Sony at greater risk than Panasonic in electronics downturn: Fitch

TOKYO (Reuters) - Panasonic Corp has a better chance than rival Sony Corp of

surviving Japan's consumer electronics slump because of its unglamorous but

stable appliance business of washing machines and fridges, credit rating agency

Fitch said Friday.

Fitch cut Panasonic's rating by two notches to BB and Sony three notches to BB

minus on Thursday, the first time one of the three major ratings agencies have

put the creditworthiness of either company into junk-bond territory.

Rival agencies Moody's and S&P rate both of Japan's consumer electronic giants

at the same level, just above junk status. Moody's last cut its rating on

Panasonic on Tuesday.

Panasonic "has the advantage of a relatively stable consumer appliance business

that is still generating positive margins", Matt Jamieson, Fitch's head of

Asia-Pacific, said in a conference call on Friday to explain its ratings

downgrades.

But at Sony, he added, "most of their electronic business are loss making, they

appear to be overstretched."

Japan's TV industry has been bested by cheaper, more innovative models from

Samsung Electronics and other foreign rivals, while tablets and smartphones

built by Apple Inc have become the dominant consumer electronics devices.

Investors are focusing on the fate of Sony and Panasonic after another

struggling Japanese consumer electronics firm, Sharp Corp, maker of the Aquos

TV, secured a $4.6 billion bail-out by banks including Mizuho Financial Group

and Mitsubishi UFJ Financial Group.

Sony and Panasonic have chosen divergent survival paths.

Panasonic, maker of the Viera TV, is looking to expand its businesses in

appliances, solar panels, lithium batteries and automotive components.
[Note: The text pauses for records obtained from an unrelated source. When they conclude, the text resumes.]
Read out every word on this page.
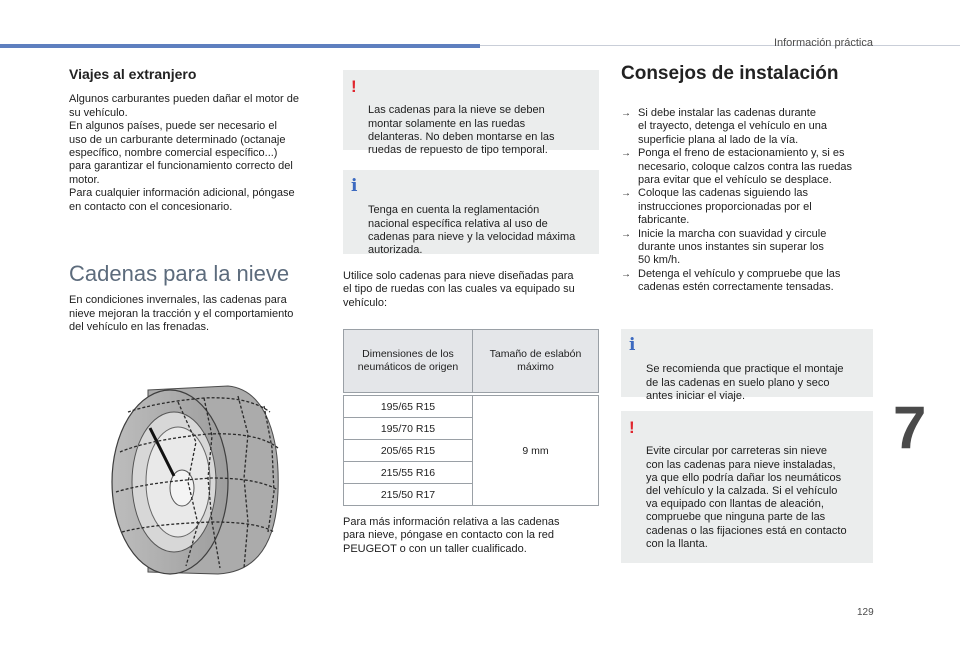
Información práctica
Viajes al extranjero

Algunos carburantes pueden dañar el motor de
su vehículo.
En algunos países, puede ser necesario el
uso de un carburante determinado (octanaje
específico, nombre comercial específico...)
para garantizar el funcionamiento correcto del
motor.
Para cualquier información adicional, póngase
en contacto con el concesionario.

Cadenas para la nieve

En condiciones invernales, las cadenas para
nieve mejoran la tracción y el comportamiento
del vehículo en las frenadas.

!

Las cadenas para la nieve se deben
montar solamente en las ruedas
delanteras. No deben montarse en las
ruedas de repuesto de tipo temporal.

i

Tenga en cuenta la reglamentación
nacional específica relativa al uso de
cadenas para nieve y la velocidad máxima
autorizada.

Utilice solo cadenas para nieve diseñadas para
el tipo de ruedas con las cuales va equipado su
vehículo:

Dimensiones de los
neumáticos de origen	Tamaño de eslabón
máximo

195/65 R15	9 mm
195/70 R15	
205/65 R15	
215/55 R16	
215/50 R17	

Para más información relativa a las cadenas
para nieve, póngase en contacto con la red
PEUGEOT o con un taller cualificado.

Consejos de instalación
→ Si debe instalar las cadenas durante
el trayecto, detenga el vehículo en una
superficie plana al lado de la vía.
→ Ponga el freno de estacionamiento y, si es
necesario, coloque calzos contra las ruedas
para evitar que el vehículo se desplace.
→ Coloque las cadenas siguiendo las
instrucciones proporcionadas por el
fabricante.
→ Inicie la marcha con suavidad y circule
durante unos instantes sin superar los
50 km/h.
→ Detenga el vehículo y compruebe que las
cadenas estén correctamente tensadas.

i

Se recomienda que practique el montaje
de las cadenas en suelo plano y seco
antes iniciar el viaje.

!

Evite circular por carreteras sin nieve
con las cadenas para nieve instaladas,
ya que ello podría dañar los neumáticos
del vehículo y la calzada. Si el vehículo
va equipado con llantas de aleación,
compruebe que ninguna parte de las
cadenas o las fijaciones está en contacto
con la llanta.

7
129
Appliances amount to around only 6 percent of the company's sales, but they

generate margins of more than 6 percent and make up a big chunk of operating

profit.

Sony, creator of the Walkman, is doubling down on consumer gadgets in a bid to

regain ground from Samsung and Apple in mobile devices while bolstering digital

cameras and gaming.

The latest downgrades will curtail the ability of both Japanese companies to

raise money in credit markets to help fund restructurings of their business

portfolios.

For now, however, that impact is limited, given the support Panasonic and Sony

are receiving from their banks.

In October, Panasonic, which expects to lose $10 billion in the year to March

31, secured $7.6 billion of loan commitments from banks including Sumitomo

Mitsui Financial Group and Mitsubishi UFJ, a financing backstop it says will

help it avoid having to seek capital in credit markets.

Sony, which has forecast a full-year profit of $1.63 billion helped by the sale

of a chemicals business to a Japanese state bank, announced plans to raise $1.9

billion through a convertible bond before the latest rating downgrade.

Thomson Reuters' Starmine structural model, which evaluates market views of

credit risk, debt levels and changes in asset values gives Panasonic and Sony

an implied rating of BB minus. Sharp's implied rating is three notches lower at

B minus.

Standard & Poor's rates Panasonic and Sony at BBB, the second lowest of the

investment grade, while Moody's Investors Service has them on Baa3, the lowest

of its high-grade category. Moody's has a negative outlook for both firms while

S&P sees a stable outlook for Panasonic and a negative one for Sony.

Stock markets in Japan were closed on Friday for a national holiday.